Radiated Tortoise (Astrochelys radiata)

Radiated Tortoise

Description of Radiated Tortoises

Widely considered one of the most beautiful tortoises out there, the radiated tortoise is a relatively large reptile that can grow up to about 16 inches in length and 35 pounds in height. They’ve got your standard, recognizable tortoise shape complete with a stubby head and large, blunt, elephant-like feet. But for a big black patch on the top of their head (which almost looks like Elvis Presley’s hair if you’re creative), their head, feet and legs are a golden shade of yellow. Their beauty makes them a popular pick among pet owners.

Radiated Tortoise

Radiated Tortoise Habitat

Radiated tortoises naturally live almost exclusively in the southern part of the island of Madagascar, where they stick to dry woodlands, forests and brush. Almost the entire radiated tortoise population lives in an area of about six thousand square miles, with only small isolated populations outside this area. It is estimated that the radiated tortoise has disappeared in almost half of its historical range because of a variety of factors, including habitat loss.

They thrive in areas with lots of fresh air and natural sunlight, so they should be kept in places where they will have regular access to the outdoors.

Radiated Tortoise Diet

Like other grazing herbivores, they eat mostly plants like fruit and grasses, which make up around 85 percent of their diet. In the wild, they tend to regularly graze the same areas, keeping the plants in that area trimmed very closely, and prefer newer growth to older growth due to its nourishing, high protein content.

This means that the radiated tortoise should eat a varied diet to maintain optimum health, including flower blossoms, weeds, grasses, and greens. Commercial foods combined with carefully selected fruit can help keep your tortoise healthy and happy!

Radiated Tortoise Reproduction

These tortoises can breed when they’re about half their full size. The males, ever the charmers, nod their heads down and up to court their love interests. After mating, females will dig nests and lay about five eggs, which can incubate anywhere from four to seven months before hatching. Most radiated tortoises live about 45 years, but some have lived to be 100!

Radiated Tortoise Care

These tortoises have wonderful personalities, so they make great pets, but keep in mind their lifespan when you adopt one– they are a commitment!

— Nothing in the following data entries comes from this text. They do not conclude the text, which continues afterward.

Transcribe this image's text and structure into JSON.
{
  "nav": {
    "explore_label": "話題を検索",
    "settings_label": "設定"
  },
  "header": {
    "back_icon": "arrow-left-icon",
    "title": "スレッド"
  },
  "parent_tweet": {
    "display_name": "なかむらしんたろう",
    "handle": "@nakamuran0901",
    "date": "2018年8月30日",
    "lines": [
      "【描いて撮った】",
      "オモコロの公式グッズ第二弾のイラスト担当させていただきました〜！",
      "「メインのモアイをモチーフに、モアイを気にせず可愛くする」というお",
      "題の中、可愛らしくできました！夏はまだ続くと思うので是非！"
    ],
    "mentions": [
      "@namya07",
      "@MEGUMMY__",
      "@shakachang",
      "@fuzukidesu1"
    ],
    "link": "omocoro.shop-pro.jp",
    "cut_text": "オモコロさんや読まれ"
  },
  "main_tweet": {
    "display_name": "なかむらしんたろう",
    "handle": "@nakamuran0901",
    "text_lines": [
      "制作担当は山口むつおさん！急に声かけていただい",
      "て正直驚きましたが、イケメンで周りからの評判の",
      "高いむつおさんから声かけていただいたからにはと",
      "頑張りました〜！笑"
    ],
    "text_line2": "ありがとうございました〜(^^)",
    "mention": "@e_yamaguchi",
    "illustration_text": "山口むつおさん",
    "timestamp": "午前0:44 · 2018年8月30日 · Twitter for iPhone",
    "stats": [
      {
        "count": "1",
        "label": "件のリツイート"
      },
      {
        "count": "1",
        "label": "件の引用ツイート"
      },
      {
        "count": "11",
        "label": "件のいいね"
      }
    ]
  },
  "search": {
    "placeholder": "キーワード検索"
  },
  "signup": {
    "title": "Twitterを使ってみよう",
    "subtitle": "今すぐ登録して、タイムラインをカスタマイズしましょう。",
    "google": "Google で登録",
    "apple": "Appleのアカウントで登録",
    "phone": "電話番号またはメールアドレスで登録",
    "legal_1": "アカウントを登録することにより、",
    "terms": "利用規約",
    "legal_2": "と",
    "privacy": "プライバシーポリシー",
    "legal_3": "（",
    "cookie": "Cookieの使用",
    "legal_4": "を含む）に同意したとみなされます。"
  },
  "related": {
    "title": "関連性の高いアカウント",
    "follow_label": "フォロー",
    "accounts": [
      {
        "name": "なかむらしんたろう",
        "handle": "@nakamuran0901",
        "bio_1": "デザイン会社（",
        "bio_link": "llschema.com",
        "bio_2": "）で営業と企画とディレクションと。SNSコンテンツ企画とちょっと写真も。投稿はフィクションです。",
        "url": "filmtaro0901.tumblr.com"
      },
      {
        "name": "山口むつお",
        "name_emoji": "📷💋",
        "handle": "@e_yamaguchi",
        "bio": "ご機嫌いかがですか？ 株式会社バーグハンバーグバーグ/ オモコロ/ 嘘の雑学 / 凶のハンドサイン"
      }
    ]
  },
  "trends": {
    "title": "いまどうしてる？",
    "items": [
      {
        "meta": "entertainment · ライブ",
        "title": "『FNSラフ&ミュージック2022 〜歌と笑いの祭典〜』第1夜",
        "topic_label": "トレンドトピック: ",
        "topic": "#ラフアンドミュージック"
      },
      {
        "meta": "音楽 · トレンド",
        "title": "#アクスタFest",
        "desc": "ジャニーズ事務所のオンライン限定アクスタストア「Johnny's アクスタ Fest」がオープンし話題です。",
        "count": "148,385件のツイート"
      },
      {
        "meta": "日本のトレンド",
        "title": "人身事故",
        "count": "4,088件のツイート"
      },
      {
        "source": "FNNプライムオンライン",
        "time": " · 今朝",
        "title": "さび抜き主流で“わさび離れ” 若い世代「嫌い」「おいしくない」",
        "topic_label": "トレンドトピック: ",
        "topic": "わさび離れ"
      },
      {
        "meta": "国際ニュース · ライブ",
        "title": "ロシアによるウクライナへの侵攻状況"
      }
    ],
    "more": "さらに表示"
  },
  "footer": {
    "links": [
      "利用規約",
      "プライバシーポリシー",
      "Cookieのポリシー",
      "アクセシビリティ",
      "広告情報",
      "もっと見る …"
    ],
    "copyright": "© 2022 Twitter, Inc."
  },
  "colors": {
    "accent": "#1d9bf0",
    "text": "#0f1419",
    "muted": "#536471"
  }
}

Three or four hatch lings can live in a two-foot by three-foot enclosure, but an adult needs at least ten by fifteen feet (which will work well for two or three tortoises). The walls of their enclosure should be at least ten inches tall to keep them safe, and many tortoise owners find that enclosures made of wood or another softer material work better than brick or cement, which may scratch their beautiful shells.

Make sure to include a shelter that will allow them to escape poor weather conditions and to hide if they are anxious. Make sure the shelter is big enough for them to comfortably fit inside of, and that it is always warm and dry. Daytime temperatures between seventy and ninety-five are ideal, and if it gets below fifty-five degrees at night, a heat source should be provided.